Researchers advise against relying entirely on Enlist Duo, even if farmers find it effective.
"Don't go down the Roundup path of thinking, 'This is our salvation,' " agronomist Wayne Keeling said at a recent Plains Cotton Growers meeting.
Keeling, who works for Texas A&M AgriLife Extension Service, referred to the overuse of that herbicide that led to its loss of effectiveness. Glyphosate — the active ingredient in Roundup — was a cheap and convenient way to manage the weeds that wreak havoc in crop fields.
You could hardly blame farmers for forgetting about other chemicals — when you have one that works so well, why bother with the rest?
But after a few years of repeated use, you could hardly blame the weeds for evolving a resistance. By now, it's hard to find a pigweed that will respond to Roundup.
But there's nothing unique about pigweeds' adjustment ability. Organisms adapt through natural selection to factors in their environment.
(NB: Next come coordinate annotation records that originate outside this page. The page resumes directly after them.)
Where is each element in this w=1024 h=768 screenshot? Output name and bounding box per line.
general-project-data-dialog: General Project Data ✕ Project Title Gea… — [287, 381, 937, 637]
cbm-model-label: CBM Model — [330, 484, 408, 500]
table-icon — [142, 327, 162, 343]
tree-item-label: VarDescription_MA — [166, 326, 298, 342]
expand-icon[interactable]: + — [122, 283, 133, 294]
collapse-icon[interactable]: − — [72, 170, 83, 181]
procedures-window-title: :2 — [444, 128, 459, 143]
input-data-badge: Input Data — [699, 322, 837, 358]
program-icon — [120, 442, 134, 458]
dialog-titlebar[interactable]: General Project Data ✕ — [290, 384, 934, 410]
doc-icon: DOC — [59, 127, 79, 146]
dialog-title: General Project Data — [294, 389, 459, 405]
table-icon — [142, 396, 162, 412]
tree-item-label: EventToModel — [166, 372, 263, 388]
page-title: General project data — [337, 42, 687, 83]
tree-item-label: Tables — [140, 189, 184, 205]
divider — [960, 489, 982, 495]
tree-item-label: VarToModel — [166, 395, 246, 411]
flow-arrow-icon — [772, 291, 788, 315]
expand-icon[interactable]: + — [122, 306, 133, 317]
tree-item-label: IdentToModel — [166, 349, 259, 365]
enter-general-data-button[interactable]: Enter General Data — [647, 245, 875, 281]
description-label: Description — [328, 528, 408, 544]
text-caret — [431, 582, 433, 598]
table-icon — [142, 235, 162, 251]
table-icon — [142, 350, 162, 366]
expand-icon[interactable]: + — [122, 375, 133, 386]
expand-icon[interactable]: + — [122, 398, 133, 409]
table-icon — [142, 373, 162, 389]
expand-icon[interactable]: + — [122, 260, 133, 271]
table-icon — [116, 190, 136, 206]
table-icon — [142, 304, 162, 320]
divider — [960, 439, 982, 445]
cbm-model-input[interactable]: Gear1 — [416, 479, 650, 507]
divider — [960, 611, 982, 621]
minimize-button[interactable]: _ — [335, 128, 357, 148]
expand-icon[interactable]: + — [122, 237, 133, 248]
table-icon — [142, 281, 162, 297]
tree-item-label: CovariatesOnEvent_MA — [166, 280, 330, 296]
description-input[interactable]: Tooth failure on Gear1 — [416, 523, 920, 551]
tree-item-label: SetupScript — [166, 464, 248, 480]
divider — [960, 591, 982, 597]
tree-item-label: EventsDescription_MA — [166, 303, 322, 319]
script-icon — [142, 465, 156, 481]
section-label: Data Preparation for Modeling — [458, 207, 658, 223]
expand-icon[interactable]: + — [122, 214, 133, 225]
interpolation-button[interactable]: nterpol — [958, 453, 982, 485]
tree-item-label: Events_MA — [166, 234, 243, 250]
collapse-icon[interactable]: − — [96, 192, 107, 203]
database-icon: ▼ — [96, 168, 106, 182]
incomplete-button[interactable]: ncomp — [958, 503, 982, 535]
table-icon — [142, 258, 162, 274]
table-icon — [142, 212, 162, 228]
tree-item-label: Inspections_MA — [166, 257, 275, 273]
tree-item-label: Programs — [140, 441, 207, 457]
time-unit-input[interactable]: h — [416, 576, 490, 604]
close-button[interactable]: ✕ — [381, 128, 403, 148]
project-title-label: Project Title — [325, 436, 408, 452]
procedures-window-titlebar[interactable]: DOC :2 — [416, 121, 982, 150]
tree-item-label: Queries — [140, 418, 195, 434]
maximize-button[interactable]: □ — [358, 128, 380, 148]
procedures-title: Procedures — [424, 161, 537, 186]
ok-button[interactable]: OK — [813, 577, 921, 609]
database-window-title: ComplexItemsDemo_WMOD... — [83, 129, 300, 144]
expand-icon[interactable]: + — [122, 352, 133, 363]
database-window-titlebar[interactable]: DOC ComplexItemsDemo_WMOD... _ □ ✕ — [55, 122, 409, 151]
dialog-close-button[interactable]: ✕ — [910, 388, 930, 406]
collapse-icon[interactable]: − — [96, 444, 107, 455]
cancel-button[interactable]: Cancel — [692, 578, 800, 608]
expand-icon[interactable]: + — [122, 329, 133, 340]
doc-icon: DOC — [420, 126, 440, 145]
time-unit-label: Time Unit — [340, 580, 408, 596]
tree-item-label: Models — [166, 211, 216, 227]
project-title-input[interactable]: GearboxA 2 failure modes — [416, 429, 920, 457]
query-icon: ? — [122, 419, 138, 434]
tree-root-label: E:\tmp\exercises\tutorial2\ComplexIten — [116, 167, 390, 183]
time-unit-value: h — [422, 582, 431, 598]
Spray Enlist Duo repeatedly and exclusively, and you'll end up with the same problem.
That's why experts recommend mixing it up.
"Don't think, 'This is the basis of my weed control,' like we did with Roundup," Keeling said. The "duo" refers to Enlist's two main components: 2,4-D and glyphosate. Neither of those herbicides is new, but its variation of 2,4-D is less prone to drift and volatilization.
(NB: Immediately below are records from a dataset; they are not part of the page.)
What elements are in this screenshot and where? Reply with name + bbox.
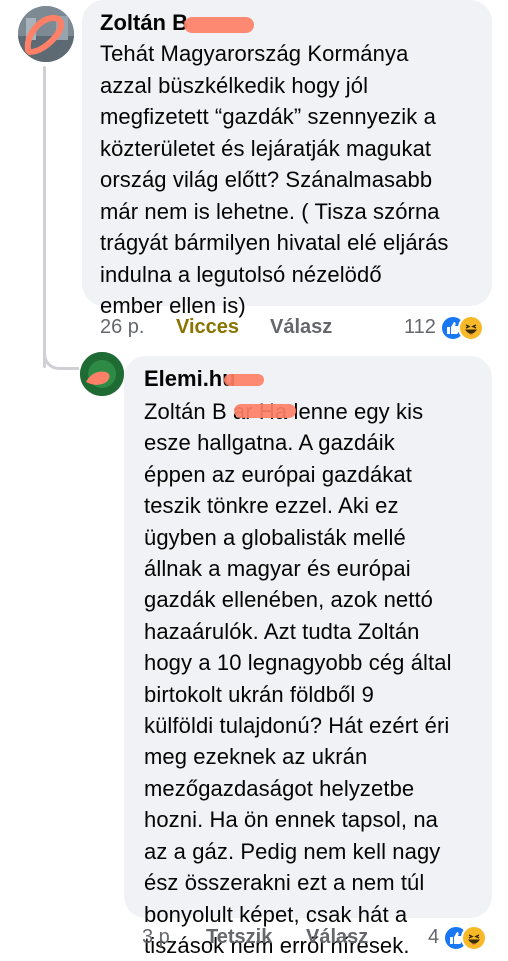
comment-actions: 26 p. Vicces Válasz	[100, 314, 360, 340]
reaction-count: 4	[428, 925, 440, 948]
comment-author-name[interactable]: Zoltán B	[100, 10, 188, 35]
comment-author[interactable]: Zoltán B	[100, 8, 254, 38]
thread-line-curve	[43, 340, 79, 370]
avatar[interactable]	[80, 352, 124, 396]
haha-icon	[461, 925, 488, 951]
reply-button[interactable]: Válasz	[306, 926, 368, 949]
reply-actions: 3 p. Tetszik Válasz	[142, 924, 402, 950]
reply-button[interactable]: Válasz	[270, 316, 332, 339]
reply-bubble: Elemi.hu Zoltán B ar Ha lenne egy kis es…	[124, 356, 492, 958]
haha-icon	[457, 315, 484, 341]
reply-reactions[interactable]: 4	[428, 924, 488, 951]
like-button[interactable]: Tetszik	[206, 926, 272, 949]
reaction-count: 112	[404, 315, 436, 338]
comment-time[interactable]: 26 p.	[100, 316, 144, 339]
redaction-mark	[224, 374, 264, 386]
comment-text: Tehát Magyarország Kormánya azzal büszké…	[100, 41, 449, 318]
thread-line	[43, 66, 46, 368]
redaction-mark	[184, 17, 254, 33]
avatar[interactable]	[18, 6, 74, 62]
funny-reaction-button[interactable]: Vicces	[176, 316, 239, 339]
comment-bubble: Zoltán B Tehát Magyarország Kormánya azz…	[82, 0, 492, 318]
avatar-logo	[80, 352, 124, 396]
reply-author[interactable]: Elemi.hu	[144, 364, 236, 394]
reply-author-name[interactable]: Elemi.hu	[144, 366, 236, 391]
reply-text: Zoltán B ar Ha lenne egy kis esze hallga…	[144, 399, 452, 958]
redaction-mark	[234, 404, 296, 418]
reply-time[interactable]: 3 p.	[142, 926, 175, 949]
comment-reactions[interactable]: 112	[404, 314, 484, 341]
avatar-photo	[18, 6, 74, 62]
Of course, you have to plant seeds genetically modified to withstand the applications; you don't want the herbicide killing your crops with your weeds.
"It works well at controlling or helping to control glyphosate-resistant weeds, but it needs to be used as a part of a system. They can't just spray Enlist Duo," said Peter Dotray, extension weed specialist and professor for Texas Tech and Texas A&M AgriLife Extension Service.
For Enlist Duo, Dow AgroSciences has approval for modified soybeans, corn and cotton.
Katie Verett, a sales professional with Dow AgroSciences, said her company spent years researching Enlist and seeking its approval before it finally hit the market.
"We've been talking about Enlist, and now it's here," she said.
The Environmental Protection Agency first approved Enlist Duo's registration in 2014 for genetically modified corn and soybeans in six states. The federal agency expanded its registration to other states, then to genetically modified cotton.
Enlist Duo-friendly cotton was available last year in limited supplies, and through PhytoGen will be available in several varieties this spring.
Dotray also described certain restrictions with Enlist Duo applications: Don't mix other herbicides in the tank and spray them at the same time, don't spray by plane, don't spray when wind speeds are above 15 miles per hour, don't spray while traveling faster than 15 miles per hour, don't spray when there's a temperature inversion and maintain a 30-foot buffer downwind so applications don't damage susceptible crops.
"Growers need to be extremely careful because we want to ensure that this herbicide doesn't drift and damage other crops," Dotray said. "It's a good herbicide, but they need to be very, very careful if they decide to use it. This is one option than can help, but we have to use it carefully."